In the previous video, we have understood what is a regression

analysis in order to deal with metric data or basically interval data.

We're going to dig deep more into regression analysis and

consider the different types of things we can do with regression analysis.

So, just to recap.

Under linear regression, we tried to measure the effect of your independent

variables, remember the xs, on your dependent variable, which is the y, and

then you have certain error terms, which are the es.

The first idea is to estimate the unknown or

the unobserved variables, A and B, which are the intercepts and that coefficients.

So, what method do you use in order to estimate these A and B terms?

Usually the most simple method is called ordinary least squares or OLS.

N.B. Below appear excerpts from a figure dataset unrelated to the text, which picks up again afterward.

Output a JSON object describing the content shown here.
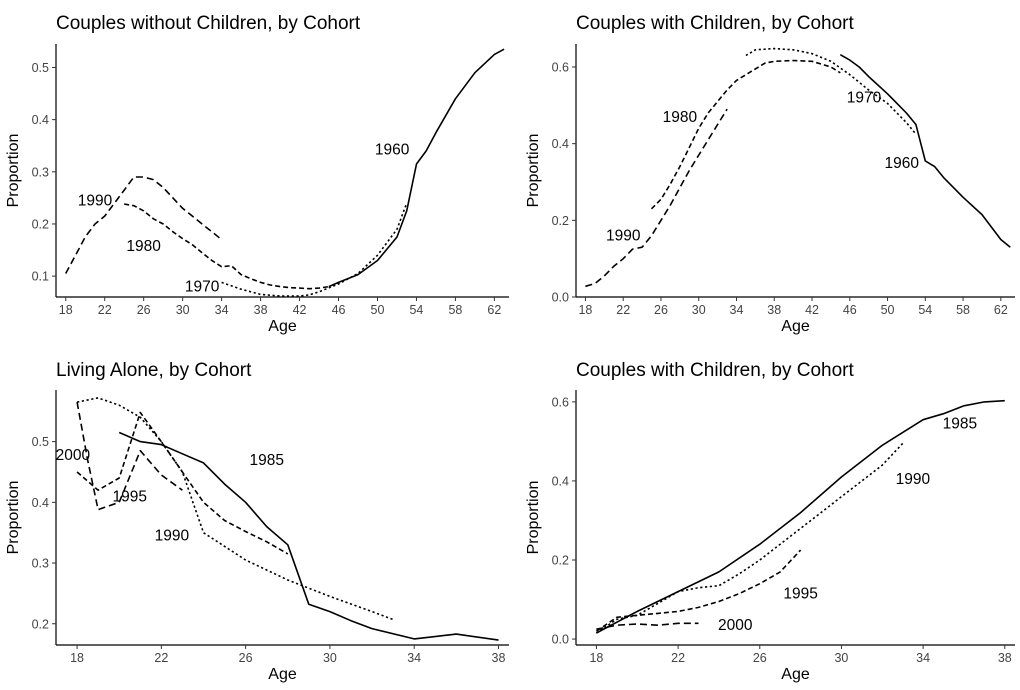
{
  "chart_data": [
    {
      "type": "line",
      "title": "Couples without Children, by Cohort",
      "xlabel": "Age",
      "ylabel": "Proportion",
      "xlim": [
        17,
        63.5
      ],
      "ylim": [
        0.06,
        0.545
      ],
      "xticks": [
        18,
        22,
        26,
        30,
        34,
        38,
        42,
        46,
        50,
        54,
        58,
        62
      ],
      "yticks": [
        0.1,
        0.2,
        0.3,
        0.4,
        0.5
      ],
      "series": [
        {
          "name": "1990",
          "style": "longdash",
          "label_at": [
            21,
            0.245
          ],
          "points": [
            [
              18,
              0.105
            ],
            [
              19,
              0.14
            ],
            [
              20,
              0.175
            ],
            [
              21,
              0.2
            ],
            [
              22,
              0.215
            ],
            [
              23,
              0.24
            ],
            [
              24,
              0.265
            ],
            [
              25,
              0.29
            ],
            [
              26,
              0.29
            ],
            [
              27,
              0.285
            ],
            [
              28,
              0.27
            ],
            [
              29,
              0.25
            ],
            [
              30,
              0.23
            ],
            [
              31,
              0.215
            ],
            [
              32,
              0.2
            ],
            [
              33,
              0.185
            ],
            [
              34,
              0.17
            ]
          ]
        },
        {
          "name": "1980",
          "style": "shortdash",
          "label_at": [
            26,
            0.158
          ],
          "points": [
            [
              24,
              0.238
            ],
            [
              25,
              0.235
            ],
            [
              26,
              0.225
            ],
            [
              27,
              0.21
            ],
            [
              28,
              0.2
            ],
            [
              29,
              0.185
            ],
            [
              30,
              0.172
            ],
            [
              31,
              0.16
            ],
            [
              32,
              0.145
            ],
            [
              33,
              0.13
            ],
            [
              34,
              0.118
            ],
            [
              35,
              0.12
            ],
            [
              36,
              0.103
            ],
            [
              37,
              0.095
            ],
            [
              38,
              0.088
            ],
            [
              39,
              0.083
            ],
            [
              40,
              0.08
            ],
            [
              41,
              0.078
            ],
            [
              42,
              0.077
            ],
            [
              43,
              0.076
            ],
            [
              44,
              0.077
            ],
            [
              45,
              0.08
            ]
          ]
        },
        {
          "name": "1970",
          "style": "dotted",
          "label_at": [
            32,
            0.08
          ],
          "points": [
            [
              34,
              0.088
            ],
            [
              36,
              0.075
            ],
            [
              38,
              0.065
            ],
            [
              40,
              0.062
            ],
            [
              42,
              0.062
            ],
            [
              43,
              0.064
            ],
            [
              44,
              0.07
            ],
            [
              46,
              0.085
            ],
            [
              48,
              0.105
            ],
            [
              50,
              0.14
            ],
            [
              52,
              0.19
            ],
            [
              53,
              0.24
            ]
          ]
        },
        {
          "name": "1960",
          "style": "solid",
          "label_at": [
            51.5,
            0.343
          ],
          "points": [
            [
              45,
              0.08
            ],
            [
              46,
              0.088
            ],
            [
              48,
              0.103
            ],
            [
              50,
              0.13
            ],
            [
              52,
              0.175
            ],
            [
              53,
              0.225
            ],
            [
              54,
              0.315
            ],
            [
              55,
              0.34
            ],
            [
              56,
              0.375
            ],
            [
              58,
              0.44
            ],
            [
              60,
              0.49
            ],
            [
              62,
              0.525
            ],
            [
              63,
              0.535
            ]
          ]
        }
      ]
    },
    {
      "type": "line",
      "title": "Couples with Children, by Cohort",
      "xlabel": "Age",
      "ylabel": "Proportion",
      "xlim": [
        17,
        63.5
      ],
      "ylim": [
        0,
        0.66
      ],
      "xticks": [
        18,
        22,
        26,
        30,
        34,
        38,
        42,
        46,
        50,
        54,
        58,
        62
      ],
      "yticks": [
        0.0,
        0.2,
        0.4,
        0.6
      ],
      "series": [
        {
          "name": "1990",
          "style": "longdash",
          "label_at": [
            22,
            0.16
          ],
          "points": [
            [
              18,
              0.028
            ],
            [
              19,
              0.035
            ],
            [
              20,
              0.055
            ],
            [
              21,
              0.08
            ],
            [
              22,
              0.1
            ],
            [
              23,
              0.125
            ],
            [
              24,
              0.13
            ],
            [
              25,
              0.16
            ],
            [
              26,
              0.2
            ],
            [
              27,
              0.24
            ],
            [
              28,
              0.285
            ],
            [
              29,
              0.33
            ],
            [
              30,
              0.37
            ],
            [
              31,
              0.41
            ],
            [
              32,
              0.45
            ],
            [
              33,
              0.49
            ]
          ]
        },
        {
          "name": "1980",
          "style": "shortdash",
          "label_at": [
            28,
            0.47
          ],
          "points": [
            [
              25,
              0.23
            ],
            [
              26,
              0.255
            ],
            [
              27,
              0.295
            ],
            [
              28,
              0.34
            ],
            [
              29,
              0.39
            ],
            [
              30,
              0.44
            ],
            [
              31,
              0.48
            ],
            [
              32,
              0.51
            ],
            [
              33,
              0.54
            ],
            [
              34,
              0.565
            ],
            [
              35,
              0.58
            ],
            [
              36,
              0.595
            ],
            [
              37,
              0.61
            ],
            [
              38,
              0.615
            ],
            [
              40,
              0.617
            ],
            [
              42,
              0.615
            ],
            [
              44,
              0.6
            ],
            [
              45,
              0.585
            ]
          ]
        },
        {
          "name": "1970",
          "style": "dotted",
          "label_at": [
            47.5,
            0.52
          ],
          "points": [
            [
              35,
              0.63
            ],
            [
              36,
              0.645
            ],
            [
              38,
              0.648
            ],
            [
              40,
              0.645
            ],
            [
              42,
              0.635
            ],
            [
              44,
              0.615
            ],
            [
              46,
              0.58
            ],
            [
              48,
              0.54
            ],
            [
              50,
              0.505
            ],
            [
              52,
              0.455
            ],
            [
              53,
              0.425
            ]
          ]
        },
        {
          "name": "1960",
          "style": "solid",
          "label_at": [
            51.5,
            0.35
          ],
          "points": [
            [
              45,
              0.632
            ],
            [
              46,
              0.618
            ],
            [
              47,
              0.6
            ],
            [
              48,
              0.575
            ],
            [
              50,
              0.53
            ],
            [
              52,
              0.48
            ],
            [
              53,
              0.45
            ],
            [
              54,
              0.355
            ],
            [
              55,
              0.34
            ],
            [
              56,
              0.31
            ],
            [
              58,
              0.26
            ],
            [
              60,
              0.215
            ],
            [
              62,
              0.15
            ],
            [
              63,
              0.13
            ]
          ]
        }
      ]
    },
    {
      "type": "line",
      "title": "Living Alone, by Cohort",
      "xlabel": "Age",
      "ylabel": "Proportion",
      "xlim": [
        17,
        38.5
      ],
      "ylim": [
        0.165,
        0.585
      ],
      "xticks": [
        18,
        22,
        26,
        30,
        34,
        38
      ],
      "yticks": [
        0.2,
        0.3,
        0.4,
        0.5
      ],
      "series": [
        {
          "name": "2000",
          "style": "longdash",
          "label_at": [
            17.8,
            0.478
          ],
          "points": [
            [
              18,
              0.565
            ],
            [
              18.5,
              0.47
            ],
            [
              19,
              0.388
            ],
            [
              20,
              0.4
            ],
            [
              21,
              0.485
            ],
            [
              22,
              0.445
            ],
            [
              23,
              0.42
            ]
          ]
        },
        {
          "name": "1995",
          "style": "shortdash",
          "label_at": [
            20.5,
            0.41
          ],
          "points": [
            [
              18,
              0.45
            ],
            [
              19,
              0.42
            ],
            [
              20,
              0.44
            ],
            [
              21,
              0.548
            ],
            [
              22,
              0.5
            ],
            [
              23,
              0.45
            ],
            [
              24,
              0.4
            ],
            [
              25,
              0.37
            ],
            [
              26,
              0.352
            ],
            [
              27,
              0.335
            ],
            [
              28,
              0.315
            ]
          ]
        },
        {
          "name": "1990",
          "style": "dotted",
          "label_at": [
            22.5,
            0.345
          ],
          "points": [
            [
              18,
              0.565
            ],
            [
              19,
              0.572
            ],
            [
              20,
              0.56
            ],
            [
              21,
              0.54
            ],
            [
              22,
              0.5
            ],
            [
              23,
              0.45
            ],
            [
              24,
              0.35
            ],
            [
              26,
              0.305
            ],
            [
              28,
              0.272
            ],
            [
              30,
              0.245
            ],
            [
              32,
              0.22
            ],
            [
              33,
              0.207
            ]
          ]
        },
        {
          "name": "1985",
          "style": "solid",
          "label_at": [
            27,
            0.47
          ],
          "points": [
            [
              20,
              0.515
            ],
            [
              21,
              0.5
            ],
            [
              22,
              0.495
            ],
            [
              23,
              0.48
            ],
            [
              24,
              0.465
            ],
            [
              25,
              0.43
            ],
            [
              26,
              0.4
            ],
            [
              27,
              0.36
            ],
            [
              28,
              0.33
            ],
            [
              29,
              0.232
            ],
            [
              30,
              0.22
            ],
            [
              31,
              0.205
            ],
            [
              32,
              0.192
            ],
            [
              34,
              0.175
            ],
            [
              36,
              0.183
            ],
            [
              38,
              0.173
            ]
          ]
        }
      ]
    },
    {
      "type": "line",
      "title": "Couples with Children, by Cohort",
      "xlabel": "Age",
      "ylabel": "Proportion",
      "xlim": [
        17,
        38.5
      ],
      "ylim": [
        -0.015,
        0.63
      ],
      "xticks": [
        18,
        22,
        26,
        30,
        34,
        38
      ],
      "yticks": [
        0.0,
        0.2,
        0.4,
        0.6
      ],
      "series": [
        {
          "name": "2000",
          "style": "longdash",
          "label_at": [
            24.8,
            0.035
          ],
          "points": [
            [
              18,
              0.025
            ],
            [
              19,
              0.035
            ],
            [
              20,
              0.038
            ],
            [
              21,
              0.035
            ],
            [
              22,
              0.04
            ],
            [
              23,
              0.04
            ]
          ]
        },
        {
          "name": "1995",
          "style": "shortdash",
          "label_at": [
            28,
            0.115
          ],
          "points": [
            [
              18,
              0.02
            ],
            [
              19,
              0.055
            ],
            [
              20,
              0.06
            ],
            [
              21,
              0.065
            ],
            [
              22,
              0.07
            ],
            [
              23,
              0.08
            ],
            [
              24,
              0.095
            ],
            [
              25,
              0.115
            ],
            [
              26,
              0.14
            ],
            [
              27,
              0.17
            ],
            [
              28,
              0.225
            ]
          ]
        },
        {
          "name": "1990",
          "style": "dotted",
          "label_at": [
            33.5,
            0.405
          ],
          "points": [
            [
              18,
              0.015
            ],
            [
              19,
              0.05
            ],
            [
              20,
              0.06
            ],
            [
              21,
              0.09
            ],
            [
              22,
              0.12
            ],
            [
              23,
              0.13
            ],
            [
              24,
              0.135
            ],
            [
              25,
              0.165
            ],
            [
              26,
              0.2
            ],
            [
              27,
              0.24
            ],
            [
              28,
              0.28
            ],
            [
              29,
              0.32
            ],
            [
              30,
              0.36
            ],
            [
              31,
              0.4
            ],
            [
              32,
              0.44
            ],
            [
              33,
              0.495
            ]
          ]
        },
        {
          "name": "1985",
          "style": "solid",
          "label_at": [
            35.8,
            0.545
          ],
          "points": [
            [
              18,
              0.015
            ],
            [
              20,
              0.07
            ],
            [
              22,
              0.12
            ],
            [
              24,
              0.17
            ],
            [
              26,
              0.24
            ],
            [
              28,
              0.32
            ],
            [
              30,
              0.41
            ],
            [
              32,
              0.49
            ],
            [
              34,
              0.555
            ],
            [
              35,
              0.57
            ],
            [
              36,
              0.59
            ],
            [
              37,
              0.6
            ],
            [
              38,
              0.603
            ]
          ]
        }
      ]
    }
  ]
}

So, the idea behind ordinary least squares is to find the value of a and

b for which the sum of square of the inner terms, is least.

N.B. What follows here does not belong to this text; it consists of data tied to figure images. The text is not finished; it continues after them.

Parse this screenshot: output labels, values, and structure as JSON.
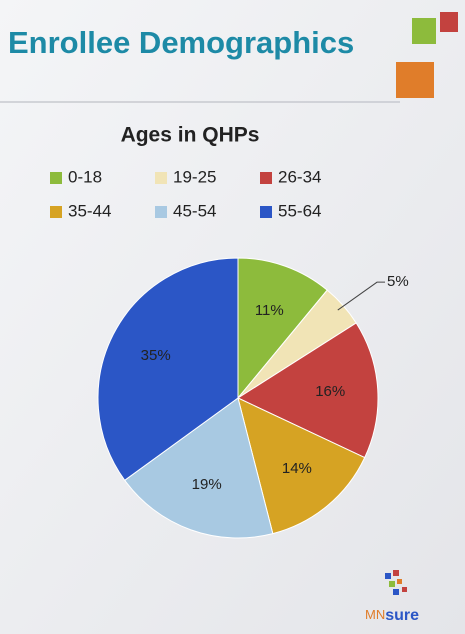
{
  "header": {
    "title": "Enrollee Demographics"
  },
  "chart_data": {
    "type": "pie",
    "title": "Ages in QHPs",
    "categories": [
      "0-18",
      "19-25",
      "26-34",
      "35-44",
      "45-54",
      "55-64"
    ],
    "values": [
      11,
      5,
      16,
      14,
      19,
      35
    ],
    "value_labels": [
      "11%",
      "5%",
      "16%",
      "14%",
      "19%",
      "35%"
    ],
    "colors": [
      "#8dbb3c",
      "#f1e4b6",
      "#c3423f",
      "#d6a323",
      "#a8c9e2",
      "#2b56c6"
    ]
  },
  "logo": [
    "MN",
    "sure"
  ]
}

So the biggest concept is, how do you minimize the inners overall,

in order to capture the real effect of the xs on the ys?

Now, once you have these a and b terms estimated,

how do you go and dig deeper into these coefficients?

So first concept is to how do you assess the fit of the model.

That is how effectively have you captured the causal effect of the xs on the ys?

So this fit depends on a few things.

The most important thing is called the R square which is the amount

of variance of y which is explained through the regression and

in terms of those independent variables which are the xs.

Usually R squared takes the value between 0 and 1 and

R square increases when adding an independent irrelevant variable

over the set of variables which you already have.

Of course, the more variables you have as your independent variables,

you expect the model to fit better.

Unfortunately, there might be situations of overfiting

the data when you have some irrelevant independent variables.

Also it's important to look at how your predictive accuracy in the model

is and in terms of your R square,

whether you can predict the model better with more set of independent variables.

So how do you do predictions?

Once you know the as and bs we can predict ys for any set of values of x.

How do you do that?

So basically let us again think about the regression equation which is y and

then you have in terms of all the independent variable, xs and then error term.

Basically what prediction does is you try to predict how changing one or

two values of the xs affects your ys.

Why do you do predictions?

Mainly because you want to know how does your model do out of sample.

That is, how well does your model predict observations which are not

there in your sample which is out of your estimation sample.

Usually, what we do in case of out of sample predictions,

is use a hold out sample, and compare the predicted values of the dependent

variables with the actual values.

You can also use prediction to understand a what if analysis.

So, basically for example,

what will be the sales of y when we set the prices of x to a certain level?

The third use of prediction analysis is to understand optimization.

That is again for example, what price or price range of excess

are expected to give you certain level of sales or certain level of profits?

The third use of predictions is for hypothesis testing.

So, remember for categorical data, we only talked about how to do hypothesis testing.

Again for metric data,

we didn't want to know what do you do in order to test your hypothesis.

So again, let's look back into the regression equation,

that is y as a function of your xs and also your a and

b which are your coefficients and your intercept.

Now the question is the hypothesis testing is going to measure whether

there's a statistically significant effect of an independent variable,

which is your x, on your dependent variable which is your y.

For example, let's think about x as price and y as your sales.

In this case,

your null hypothesis again is going to be one where you do not expect any effect.

That is, your coefficient, maybe your b is equal to 0.

You usually use a T statistic that is the statistic from a T distribution

in order to measure this hypothesis testing.

And with certain degrees of freedom.

So basically again, your degrees of freedom measures how many

independent terms you have compared to the number of observations you have.

You also have to measure the standard error of this coefficient.

Finally, as we talked about earlier for categorical variable,

we have to evaluate the p value based on the statistic.

If the p value is really small, that is less than your degree of significance.

Remember the alpha we discussed, you reject the null and so

you conclude that there is evidence of a causal effect of the x variable on your y,

and the effect is significant.

There are certain issues, however, with linear regression,

which you have to be careful when running this kind of a model.

First one is multicollinearity.

What is multicollinearity?

When independent variables are correlated with one another, then including

all these independent variables together might actually lead to biased results.

So, that's why you have to be careful that your independent variables

are not multicollinear.

Second, in this case, you have to delete independent variables,

which are probably very much correlated with one another.